Proving Grounds: Martian Chronicles XIV
Martian Chronicles XIV
Two rovers are reaching the end of their half-year journey to Mars. Where the two NASA Mars Exploration Rovers (MER) are now can be continuously monitored in-flight. Experiments performed by the MERs will help to determine whether water might have once existed in volume on the red planet. The two Mars Exploration Rovers are targeting what imagery indicates might have been ancient dry lake beds and other geologically interesting sites in early 2004.
|Viking image of Gusev Crater, an ancient proposed lakebed that will be targeted in the forthcoming Mars Exploration Rover mission.

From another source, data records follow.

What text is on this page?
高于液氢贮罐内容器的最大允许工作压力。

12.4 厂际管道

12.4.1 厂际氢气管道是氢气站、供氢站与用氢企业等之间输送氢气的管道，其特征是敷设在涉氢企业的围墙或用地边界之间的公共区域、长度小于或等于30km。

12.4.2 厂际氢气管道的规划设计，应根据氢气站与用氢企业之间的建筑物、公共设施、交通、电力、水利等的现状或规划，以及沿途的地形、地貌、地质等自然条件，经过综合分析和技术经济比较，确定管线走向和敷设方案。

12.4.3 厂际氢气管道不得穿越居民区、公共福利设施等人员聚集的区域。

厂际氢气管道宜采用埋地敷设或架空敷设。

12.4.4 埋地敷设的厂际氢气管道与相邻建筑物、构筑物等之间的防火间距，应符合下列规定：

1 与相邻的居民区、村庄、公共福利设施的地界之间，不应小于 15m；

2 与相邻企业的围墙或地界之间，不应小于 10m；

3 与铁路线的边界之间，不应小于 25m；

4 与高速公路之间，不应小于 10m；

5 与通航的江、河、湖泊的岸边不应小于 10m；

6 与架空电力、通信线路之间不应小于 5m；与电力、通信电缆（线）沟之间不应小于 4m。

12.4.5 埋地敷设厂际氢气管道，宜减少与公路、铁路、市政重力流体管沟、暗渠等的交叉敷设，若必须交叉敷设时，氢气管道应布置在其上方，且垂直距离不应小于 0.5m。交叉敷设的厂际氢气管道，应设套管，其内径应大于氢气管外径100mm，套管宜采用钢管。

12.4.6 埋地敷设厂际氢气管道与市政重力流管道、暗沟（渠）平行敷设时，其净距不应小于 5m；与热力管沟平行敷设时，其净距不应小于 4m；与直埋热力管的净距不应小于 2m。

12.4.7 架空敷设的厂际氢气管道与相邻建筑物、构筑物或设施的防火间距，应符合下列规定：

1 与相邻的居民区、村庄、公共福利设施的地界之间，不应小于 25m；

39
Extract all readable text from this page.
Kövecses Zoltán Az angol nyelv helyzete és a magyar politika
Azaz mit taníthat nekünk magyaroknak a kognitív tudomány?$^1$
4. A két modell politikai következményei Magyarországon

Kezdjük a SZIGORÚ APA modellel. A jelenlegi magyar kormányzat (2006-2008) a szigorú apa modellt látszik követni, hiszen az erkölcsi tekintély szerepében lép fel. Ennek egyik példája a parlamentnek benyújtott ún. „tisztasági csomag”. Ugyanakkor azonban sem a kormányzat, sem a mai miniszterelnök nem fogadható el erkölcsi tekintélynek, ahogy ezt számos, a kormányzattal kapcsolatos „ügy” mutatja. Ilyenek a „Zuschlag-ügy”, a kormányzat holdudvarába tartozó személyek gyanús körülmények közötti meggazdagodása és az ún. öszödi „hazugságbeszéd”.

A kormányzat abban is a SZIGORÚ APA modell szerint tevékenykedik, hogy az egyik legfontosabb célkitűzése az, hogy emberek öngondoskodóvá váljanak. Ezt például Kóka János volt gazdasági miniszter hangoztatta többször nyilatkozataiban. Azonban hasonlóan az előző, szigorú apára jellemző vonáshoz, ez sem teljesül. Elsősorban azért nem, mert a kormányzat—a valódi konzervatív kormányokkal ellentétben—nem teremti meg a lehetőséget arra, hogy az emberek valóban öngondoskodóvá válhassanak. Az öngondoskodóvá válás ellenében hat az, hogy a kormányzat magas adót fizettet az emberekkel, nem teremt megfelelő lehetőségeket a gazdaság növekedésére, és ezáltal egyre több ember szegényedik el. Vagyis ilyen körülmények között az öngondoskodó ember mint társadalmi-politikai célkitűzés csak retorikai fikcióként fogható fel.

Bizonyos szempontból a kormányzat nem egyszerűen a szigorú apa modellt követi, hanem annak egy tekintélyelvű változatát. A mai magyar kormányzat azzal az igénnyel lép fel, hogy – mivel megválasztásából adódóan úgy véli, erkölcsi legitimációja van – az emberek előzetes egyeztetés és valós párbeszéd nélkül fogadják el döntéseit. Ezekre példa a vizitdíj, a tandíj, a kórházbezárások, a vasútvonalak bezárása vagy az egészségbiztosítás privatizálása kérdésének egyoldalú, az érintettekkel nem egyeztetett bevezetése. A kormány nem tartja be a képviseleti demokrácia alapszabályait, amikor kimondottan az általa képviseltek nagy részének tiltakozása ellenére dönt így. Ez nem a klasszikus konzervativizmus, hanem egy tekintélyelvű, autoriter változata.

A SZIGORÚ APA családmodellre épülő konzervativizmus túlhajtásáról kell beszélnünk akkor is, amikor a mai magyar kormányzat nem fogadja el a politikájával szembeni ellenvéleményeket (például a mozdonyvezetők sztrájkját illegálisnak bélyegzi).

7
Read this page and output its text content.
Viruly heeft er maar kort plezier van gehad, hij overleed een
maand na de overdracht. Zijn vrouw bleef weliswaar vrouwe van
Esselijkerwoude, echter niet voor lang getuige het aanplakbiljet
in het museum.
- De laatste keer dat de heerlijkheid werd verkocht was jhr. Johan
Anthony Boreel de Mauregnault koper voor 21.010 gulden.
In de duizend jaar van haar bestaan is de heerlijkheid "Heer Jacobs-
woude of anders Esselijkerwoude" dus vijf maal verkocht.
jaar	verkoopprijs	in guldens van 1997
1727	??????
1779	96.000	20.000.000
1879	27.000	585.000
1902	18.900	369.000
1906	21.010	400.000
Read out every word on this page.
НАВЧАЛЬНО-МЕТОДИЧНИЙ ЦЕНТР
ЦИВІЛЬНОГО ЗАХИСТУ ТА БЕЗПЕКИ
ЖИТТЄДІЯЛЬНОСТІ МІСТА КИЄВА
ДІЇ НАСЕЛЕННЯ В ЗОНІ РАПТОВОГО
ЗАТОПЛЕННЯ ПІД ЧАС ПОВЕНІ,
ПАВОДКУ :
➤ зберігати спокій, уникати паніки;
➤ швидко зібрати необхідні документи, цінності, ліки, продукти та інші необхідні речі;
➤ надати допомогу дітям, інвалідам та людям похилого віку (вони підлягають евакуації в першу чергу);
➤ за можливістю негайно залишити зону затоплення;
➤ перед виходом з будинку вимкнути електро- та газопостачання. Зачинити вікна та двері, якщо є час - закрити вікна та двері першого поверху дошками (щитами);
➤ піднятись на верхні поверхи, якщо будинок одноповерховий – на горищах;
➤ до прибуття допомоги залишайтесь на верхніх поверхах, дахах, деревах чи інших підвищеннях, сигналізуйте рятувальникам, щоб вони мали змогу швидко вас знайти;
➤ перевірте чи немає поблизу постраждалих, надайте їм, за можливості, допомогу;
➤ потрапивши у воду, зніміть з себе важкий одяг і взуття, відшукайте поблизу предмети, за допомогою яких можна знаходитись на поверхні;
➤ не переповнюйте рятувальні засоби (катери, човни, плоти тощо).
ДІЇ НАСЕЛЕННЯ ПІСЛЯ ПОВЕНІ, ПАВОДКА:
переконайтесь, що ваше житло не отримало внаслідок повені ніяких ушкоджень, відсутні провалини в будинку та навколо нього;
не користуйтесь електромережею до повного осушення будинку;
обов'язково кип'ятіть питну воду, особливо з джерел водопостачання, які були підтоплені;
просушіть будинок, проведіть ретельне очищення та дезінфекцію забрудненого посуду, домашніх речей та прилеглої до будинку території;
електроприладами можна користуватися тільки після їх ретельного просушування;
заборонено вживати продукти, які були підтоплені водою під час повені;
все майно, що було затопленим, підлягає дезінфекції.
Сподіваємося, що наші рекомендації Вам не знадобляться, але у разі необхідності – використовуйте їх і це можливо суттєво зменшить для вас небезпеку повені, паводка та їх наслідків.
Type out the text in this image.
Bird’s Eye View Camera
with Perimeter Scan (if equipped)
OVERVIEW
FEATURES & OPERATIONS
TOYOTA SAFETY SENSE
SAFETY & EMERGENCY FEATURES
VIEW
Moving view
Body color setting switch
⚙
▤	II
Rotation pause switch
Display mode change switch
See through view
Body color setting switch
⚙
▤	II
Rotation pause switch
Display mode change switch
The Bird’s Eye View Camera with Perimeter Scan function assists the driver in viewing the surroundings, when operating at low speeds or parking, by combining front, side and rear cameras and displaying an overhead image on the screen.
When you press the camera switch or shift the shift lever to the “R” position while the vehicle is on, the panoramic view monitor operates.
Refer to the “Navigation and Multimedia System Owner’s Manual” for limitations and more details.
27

The Martian Chronicles series gives an inside view of what it takes for scientists to deliver a complex mars mission. The journal entries are from Cornell’s Steve Squyres, the Principal Investigator for the Mars Exploration Rovers’ scientific package called Athena. The chronicles begin sequentially from the beginning of July 1999, four years before launch, and will culminate in the dramatic landing of the twin rovers on Mars in January 2004. The expected mission time roaming the red planet is ninety days, from January to April.
As Spirit and Opportunity speed toward Mars, more than three hundred scientists and engineers here on Earth will learn how to act in unison to master the art of commanding two very complex robots to do science on another world.
"Mars is getting pretty big in the windshield now," said Steven Squyres, Cornell professor of astronomy. He reminded Mars’ watchers that while a good landing will be important, for the scientists, research is the thing. "This is a marathon," he said.
Although the rovers’ primary mission is to search for evidence of water on Mars, Squyres cautioned that important findings are unlikely to occur immediately after landing. "The best stuff could come in February, March, April," he said. Rover Spirit, he said, will plod the Martian landscape carefully. "It doesn’t zip. It is more like a Galapagos turtle."
In late November, Squyres and his science team completed the last operations-readiness test at JPL. The team simulated five Martian days of driving a practice rover, using the vehicle’s version of a geologist’s rock hammer, the rock abrasion tool, or RAT. "We use it to remove the outer layers of a rock so that we can see what lies underneath," said Squyres in his online diary.
The team spotted a rock to study, nicknaming it Fromage, which means "cheese" in French. "Bait for the RAT, get it?" joked Squyres. "We drove the rover to Fromage, stuck out the arm, and used the RAT to grind a beautiful circular hole in it. Then we stuck [the Athena] instruments into the hole and got fantastic data. It was by far our coolest [test] yet. It was nice to finish up on such a high note."
The chronicles include an insider’s view of hardware tests and site selection to problem solving and science planning on the surface of Mars .
December 13, 2003
It’s less than three weeks until Spirit lands. Our last operations readiness test is over. The final flight software has been loaded onto both Spirit and Opportunity, and we’ve finished and tested all of the instrument commands for the first week after we land. Final pre-landing health checks are done on all the instruments. The spacecraft are ready to go.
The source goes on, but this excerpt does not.